The understory vegetation is similar to that of the pine-dominated forest, with black huckleberry, early lowbush blueberry, and dangleberry common.

===Cedar Swamp Forests===
Swamp forests dominated by Atlantic white cedar (Chamaecyparis thyoides) occur along the waterways of the pine barrens. The white cedars often grow from pools of standing water and, in contrast to the surrounding pine forests, considerably darken the understory. Amid the white cedars are red maple (Acer rubrum), sour gum (Nyssa sylvatica), pitch pine, and sweet bay magnolia (Magnolia virginiana). In openings and edges grow highbush blueberry, dangleberry, swamp azalea (Rhododendron viscosum), fetterbush (Eubotrys racemosa), and leatherleaf (Chamaedaphne calyculata). Sweet pepperbush (Clethra alnifolia), Sabatia kennedyana, inkberry (Ilex glabra), and winterberry (Ilex verticillata) are also present.

===Hardwood Swamp Forests===
Sweet gum (Liquidambar styraciflua) and red maple are the most abundant trees in the hardwood swamp forests. American holly (Ilex opaca), a broadleaf evergreen tree, is common. Pin oak (Quercus palustris), swamp white oak (Quercus bicolor), willow oak (Quercus phellos), tulip tree (Liriodendron tulipifera), sour gum, and sweet bay magnolia are associates.
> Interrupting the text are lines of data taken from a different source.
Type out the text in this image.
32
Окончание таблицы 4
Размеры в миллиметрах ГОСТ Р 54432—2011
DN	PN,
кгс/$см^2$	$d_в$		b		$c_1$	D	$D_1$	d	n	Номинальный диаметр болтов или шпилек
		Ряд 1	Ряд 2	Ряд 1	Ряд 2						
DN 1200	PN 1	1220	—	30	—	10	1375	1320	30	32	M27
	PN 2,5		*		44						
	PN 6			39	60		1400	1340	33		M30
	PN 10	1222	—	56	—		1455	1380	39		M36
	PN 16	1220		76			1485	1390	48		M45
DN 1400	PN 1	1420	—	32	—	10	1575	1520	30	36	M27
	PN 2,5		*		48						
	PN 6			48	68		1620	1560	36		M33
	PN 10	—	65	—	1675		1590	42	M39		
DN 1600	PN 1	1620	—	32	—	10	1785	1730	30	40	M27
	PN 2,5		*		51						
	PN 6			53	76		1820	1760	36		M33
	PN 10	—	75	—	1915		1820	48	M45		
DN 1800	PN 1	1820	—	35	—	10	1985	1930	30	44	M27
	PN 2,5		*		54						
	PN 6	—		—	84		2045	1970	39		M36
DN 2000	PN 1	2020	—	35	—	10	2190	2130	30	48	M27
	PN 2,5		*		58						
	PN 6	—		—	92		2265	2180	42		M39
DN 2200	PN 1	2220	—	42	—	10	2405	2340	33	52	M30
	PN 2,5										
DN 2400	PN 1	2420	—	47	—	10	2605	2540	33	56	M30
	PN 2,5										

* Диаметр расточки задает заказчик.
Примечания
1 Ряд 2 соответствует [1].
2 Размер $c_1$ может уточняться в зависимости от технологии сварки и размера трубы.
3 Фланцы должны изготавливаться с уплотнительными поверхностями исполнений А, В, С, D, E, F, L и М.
Poison ivy (Toxicodendron radicans) and Japanese honeysuckle (Lonicera japonica) are often abundant and grow in thickets. Shrubs include arrowwood (Viburnum dentatum), spicebush (Lindera benzoin), highbush blueberry (Vaccinium corymbosum), sweet pepperbush (Clethra alnifolia), and swamp azalea.

===Grasslands===
The region also contains areas of maritime grassland on Martha's Vineyard, Nantucket, and out at the tip of Long Island that are unique in the United States (see Conscience Point National Wildlife Refuge for an example).

==Fauna==
Wildlife adapted to this environment includes the Pine Barrens tree frog, Plymouth red-bellied turtle and the extinct heath hen. The beaches of these coasts are important breeding grounds for piping plovers (especially on Cape Cod, Martha's Vineyard, Nantucket, and Long Island) and roseate terns (especially on Bird Island).

==Threats and preservation==
The pine barrens ecosystems have been severely damaged by urban developments as the east coast has become built up with housing, including vacation and retirement properties. Only about 10% of original habitat remains and is very fragmented. Blocks of remaining habitat include: the New Jersey Pine Barrens; Albany Pine Bush and Long Island Central Pine Barrens in New York; and the Massachusetts Coastal Pine Barrens with concentrations in Myles Standish State Forest, Manuel F. Correllus State Forest on Martha's Vineyard, Cape Cod National Seashore and Joint Base Cape Cod and the Mashpee Wampanoag Indian Reservation in Massachusetts. These areas are now well conserved.